The Iron Lady (2011)

Rating: B+

Dir: Phyllida Lloyd
Star: Meryl Streep, Jim Broadbent, Alexandra Roach, Olivia Colman

The furore earlier this year surrounding Margaret Thatcher, and her death, reminds us that there hasn’t been a more divisive person in British politics, certainly in my lifetime. Some revere her; others loathed Thatcher with a venom it’s hard to comprehend. Me, I’m kinda in the middle: she was the kind of strong leader the country had needed in the late seventies, when the pendulum had swung too far one way, but certainly overstayed her welcome by the end, alienating just about every one in the country. This film does a very good job of portraying that ambivalence. It starts at the end, with Margaret amiably chatting to her husband, Denis (Broadbent), even though he had died many years previously, showing her decline into dementia, a result of Alzheimer’s.

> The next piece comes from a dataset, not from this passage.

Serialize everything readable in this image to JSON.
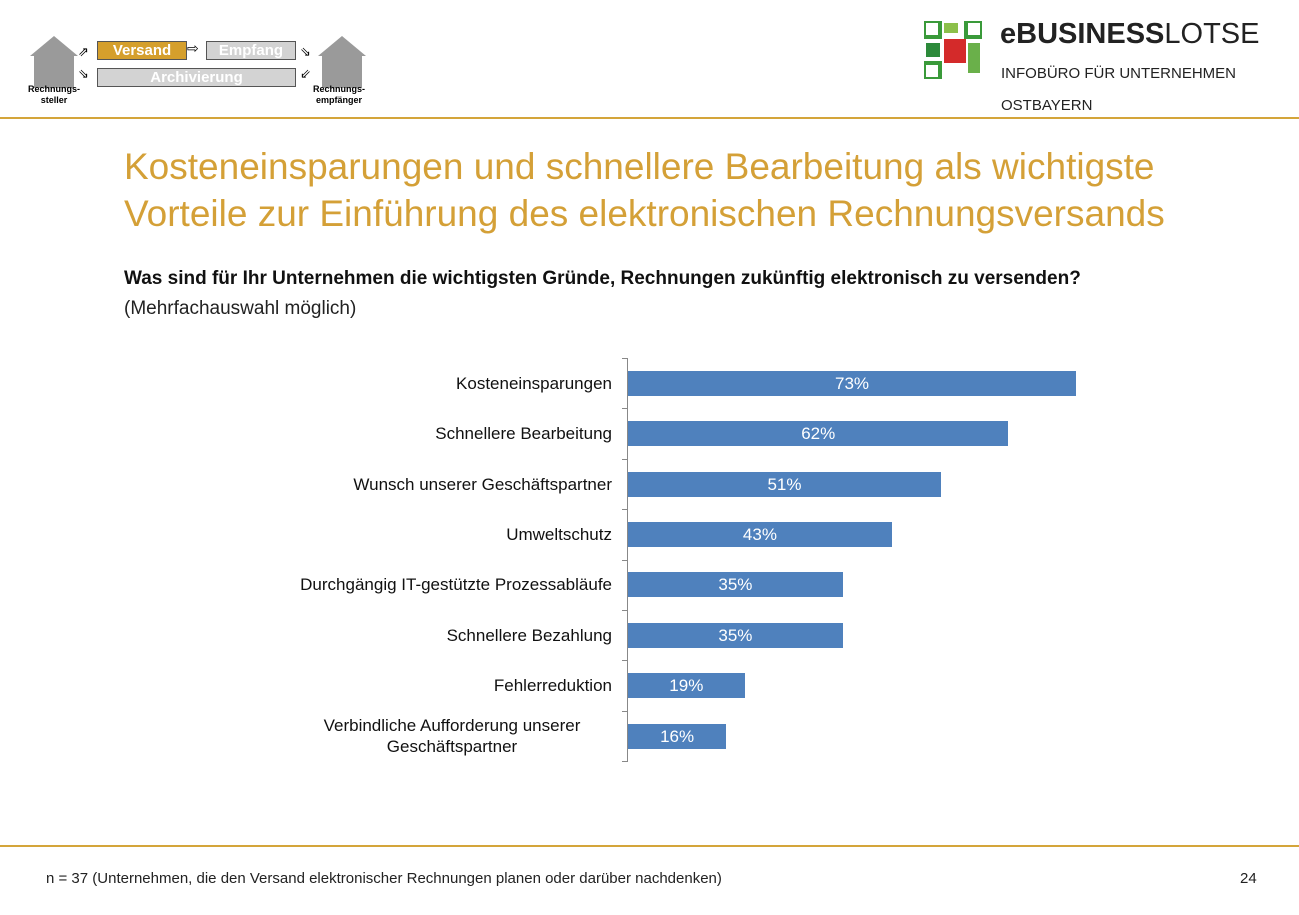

It’s an odd way to set a tone, leaving the viewer wondering how she could have ever been the most powerful woman in the world. Rather more successful are the flashbacks to her as a young adult (Roach), inspired by her father to go into politics, but finding that path a harsh one for her sex. You probably do need some knowledge of British history to piece together the fragments, as there’s not much in the way of a coherent timeline. But the acting is so damn good, it’s entirely gripping, regardless of any flaws it may have for non-British viewers, though it is occasionally fast and loose with the facts, to no real purpose, e.g. Thatcher wasn’t anywhere around when Airey Neave was assassinated.

As someone whose formative years were basically Thatcher’s era – her time as Prime Minister ran from when I was 13, through to 24 – it generated a flood of memories, good and bad. While the makers have been criticized for not taking a stronger position, for or against their subject, I’d be a lot less interested in a portrayal of Thatcher which demonized or sanctified her. Instead, this treads a difficult line with much skill and ends up as a humanizing portrait, thanks largely to a spooky performance from Streep. It reminds us that, beneath all the history, she was a real person with actual emotions – difficult though some of her critics might find that to believe!